The benefits that hydrogen can provide for transportation come at a very high cost. While battery electric vehicles have a number of disadvantages, these are offset by other factors. Wide deployment of electric vehicles will create challenges for grid operators, but charging electric vehicles slowly and overnight at home or on business premises means that it is likely that wholesale replacement of the grid can be avoided. EV batteries can be repurposed for energy storage, and BEVs can be used to power households and businesses during peak times. None of these benefits are available from hydrogen. Batteries are not likely to work well for heavy haulage, but that is a problem that might be better solved by thinking about how we manage heavy transportation in general.

What about home heating ? On face value, it seems like a no-brainer. Swap your boiler out for one that burns hydrogen instead of natural gas, and you’re carbon free without having to replace your central heating. 

But, as with transportation, the devil is in the details.  Firstly, it should be obvious that you can’t send hydrogen and natural gas down the same pipeline – there are no currently available technologies for combining and then splitting them at either end. That means that you need to isolate sections of the network and ensure that every premises connected is ready to switch over at the same time. With tens of millions of gas-connected premises across Ireland and the UK, that is a significant logistical nightmare and will likely require expensive construction of additional trunk gas pipework, as well as all the boilers, cookers and other appliances fitted to it.

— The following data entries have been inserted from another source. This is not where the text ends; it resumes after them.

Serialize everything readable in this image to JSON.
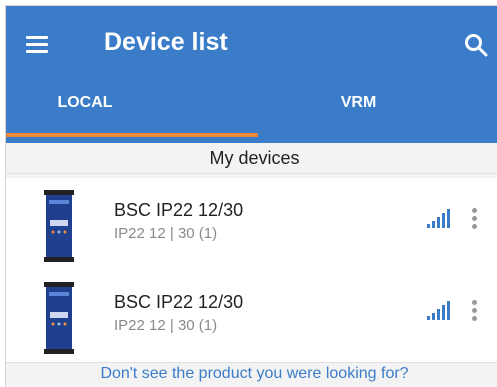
{
  "header": {
    "title": "Device list"
  },
  "tabs": [
    {
      "label": "LOCAL",
      "active": true
    },
    {
      "label": "VRM",
      "active": false
    }
  ],
  "section": {
    "title": "My devices"
  },
  "devices": [
    {
      "name": "BSC IP22 12/30",
      "details": "IP22 12 | 30 (1)"
    },
    {
      "name": "BSC IP22 12/30",
      "details": "IP22 12 | 30 (1)"
    }
  ],
  "footer": {
    "link": "Don't see the product you were looking for?"
  },
  "icons": {
    "menu": "menu-icon",
    "search": "search-icon",
    "signal": "signal-strength-icon",
    "more": "more-vert-icon",
    "device": "charger-device-icon"
  },
  "colors": {
    "primary": "#3a7cc8",
    "accent": "#f08a3a"
  }
}
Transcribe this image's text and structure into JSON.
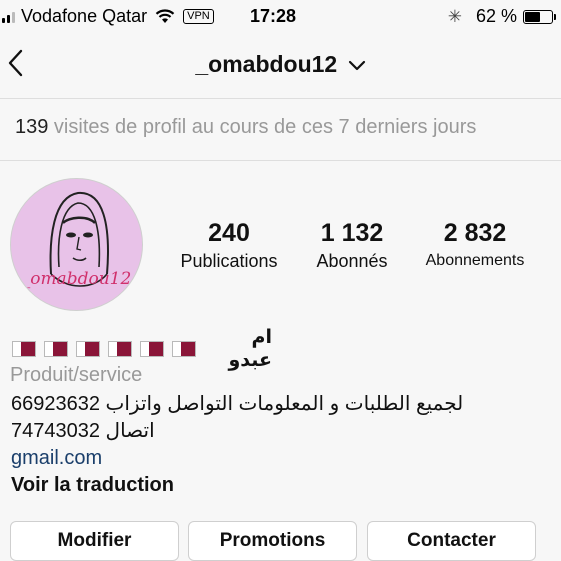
{
  "status_bar": {
    "carrier": "Vodafone Qatar",
    "vpn": "VPN",
    "time": "17:28",
    "battery_pct": "62 %",
    "battery_level": 0.62
  },
  "nav": {
    "title": "_omabdou12"
  },
  "visits": {
    "count": "139",
    "text": " visites de profil au cours de ces 7 derniers jours"
  },
  "profile": {
    "avatar_text": "_omabdou12",
    "stats": [
      {
        "value": "240",
        "label": "Publications"
      },
      {
        "value": "1 132",
        "label": "Abonnés"
      },
      {
        "value": "2 832",
        "label": "Abonnements"
      }
    ],
    "display_name": "ام عبدو",
    "flag_count": 6,
    "category": "Produit/service",
    "bio_line1": "لجميع الطلبات و المعلومات التواصل واتزاب 66923632",
    "bio_line2": "اتصال 74743032",
    "link": "gmail.com",
    "translate": "Voir la traduction"
  },
  "buttons": {
    "edit": "Modifier",
    "promotions": "Promotions",
    "contact": "Contacter"
  }
}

Retrofitting the gas network to hydrogen is self-evidently a decades-long project.

In addition, you cannot simply push hydrogen through existing natural gas networks. As a small element, it tends to embrittle metals, leading to leaks. The networks will therefore require retrofitting with pipework that is not susceptible to this problem.

For these and other reasons, it’s my opinion that hydrogen only makes sense for certain niche applications. For transportation, battery vehicles work well for the vast majority of use cases. The latest electric cars currently on the market can add 200 miles of range within around 20 minutes. Right here in Belfast, we’re using battery electric buses in the city, and Translink plans to electrify the entire Foyle bus network. Batteries fall down for long range, heavy haulage or construction equipment. Gas combustion is likely to make more sense in those cases. 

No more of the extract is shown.